Wednesday, June 1, 2011

Natanya Reviews Life...With No Breaks



Title/Author: Life…With No Breaks by Nick Spalding
Publisher/Year: Racket Publishing, 2010
Where I got it: Amazon, for my Kindle
Why I read it: I for some reason downloaded a sample of it at some point, and I liked the sample enough to shell out the $3 for the full book

From Goodreads:
"I'm Nick Spalding and I had an idea. What if I tried to write a book about life...with no breaks? An entire book, in one go. Could I do it? And how would it turn out?"

Join author Nick Spalding as he wends his merry way through an odyssey of non-stop writing, covering a variety of subjects in a selection of riotous anecdotes, comedy asides and humorous stories...dredged up from a brain functioning on caffeine, nicotine and the occasional chocolate biscuit.

The book is written as a conversation with YOU, the reader...and with Nick you'll venture into the thorny topics of love, life, death, sex, money, horribly timed bowel movements and a deathly fear of sponges (amongst other things).

After finally actually buying a book from the Kindle store (up until now I’d refused to actually pay money for e-books), I was hoping to be in for a fun adventure. Spalding’s book starts out funny and witty, with a crazy story from a time he was drunk, and continues for the rest of the book as a series of random stories and musings. He suddenly goes off on tangents, which I often enjoyed, and these topical shifts are not too sudden, so it does work. His storytelling manner is humorous and not too drawn out, making his stories easy to read, and I liked how he addressed the reader directly, pretending like the reader is sitting there next to them. For the first third or so of the book, I was thoroughly amused.

But by the time I got halfway through, I wasn’t entirely sure why I was still reading it. While the beginning was funny, the book got kind of boring after that. I guess it’s because I’m not accustomed to reading books with no plot. This book really is a series of tangents, rambles, and musings, which Spalding wrote down as he thought of them over the course of the 30 solid hours in which he wrote this book. Because of this, the reader has absolutely no idea what he will talk about next, which meant that I didn’t have any real motivation to continue reading—I didn’t have any reason to care what happened later.

Furthermore, Spalding occasionally veers off from his storytelling into ramblings on things like religion or advertisements, and his thoughts on those are pretty typical—he doesn’t provide many new or interesting insights, but instead just restates some of the usual complaints in a slightly funnier manner. His stories are definitely better than these parts, and the funniest stories are generally the ones having to do with sex or alcohol, like his depiction of the awkwardness of losing his virginity. However, even the stories didn’t all hold my attention for long, which I think may in part be due to my inability to relate to some of them. As a whole, the book is pretty easy to relate to, but his discussions of certain aspects of life, like becoming a father, were things that aren’t relevant to me, yet he presented them as if I was supposed to be going through the exact same thing.

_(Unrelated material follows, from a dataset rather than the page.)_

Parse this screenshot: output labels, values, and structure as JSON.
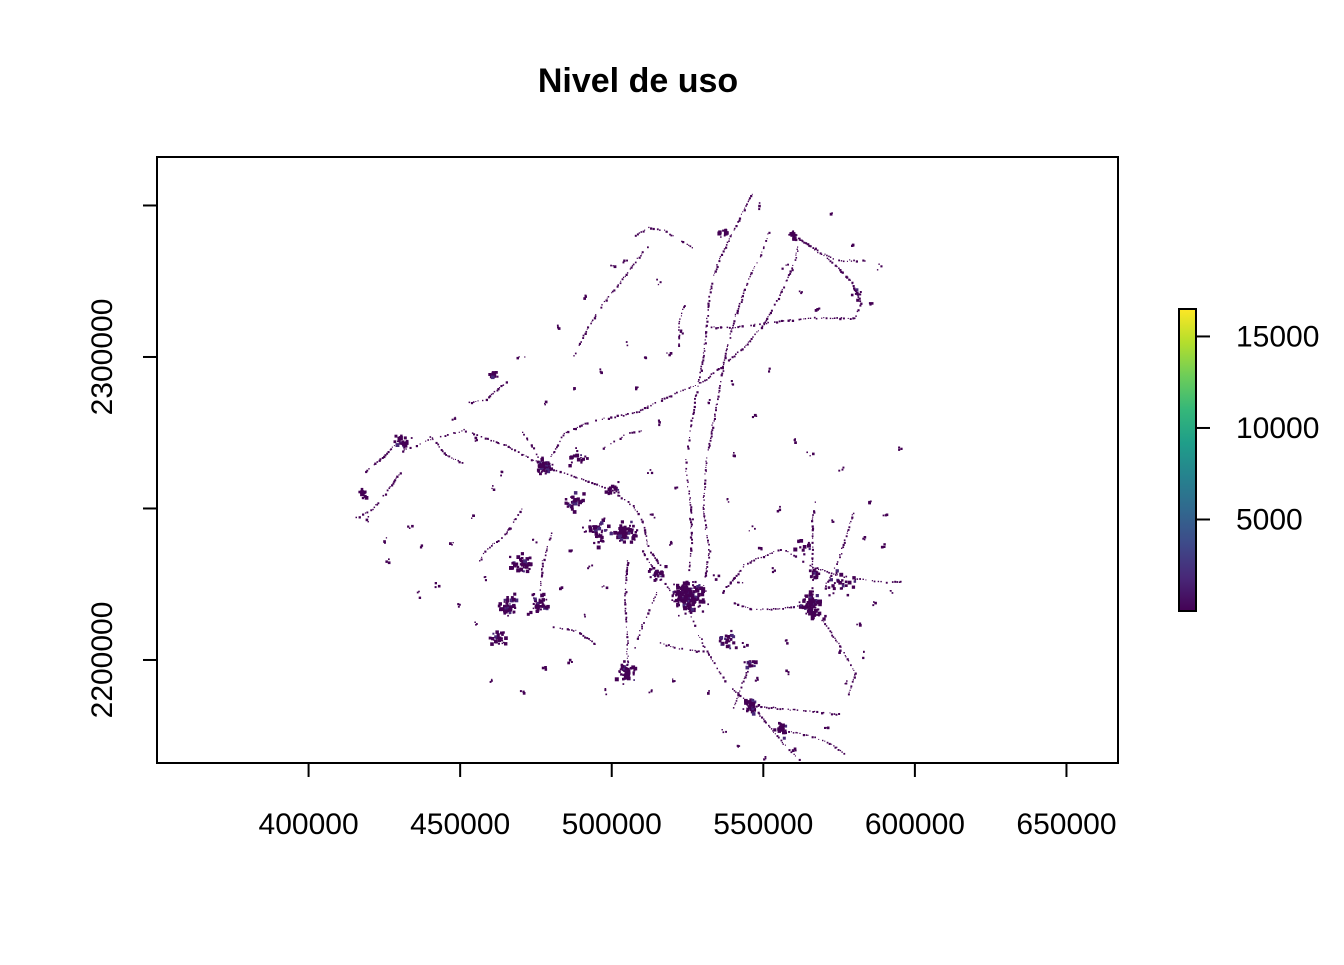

On the whole, I can best relate this book to an extremely long blog post, in which Spalding rambles on about many different aspects of his life. While a number of instances in the book are legitimately funny, others seem forced or just not interesting enough topics to be worth discussing. I do understand why some people may like this book, but for me, it wasn’t worth it. It wasn’t funny enough to hold my attention for long and, for a short book, it just went on and on (especially at the end). It wasn’t horrible, but was just…blah.

2.5 stars

2 comments:

  1. Hmm, I'm not sure what to think of this one. I kind of want to give it a shot because it is so unlike anything else I have read but at the same time it sounds like I would be disappointed by it.

    Thank you for sharing it!

    ReplyDelete
  2. Sounds like a good read for the summer season! I try to step out of the norm for summer.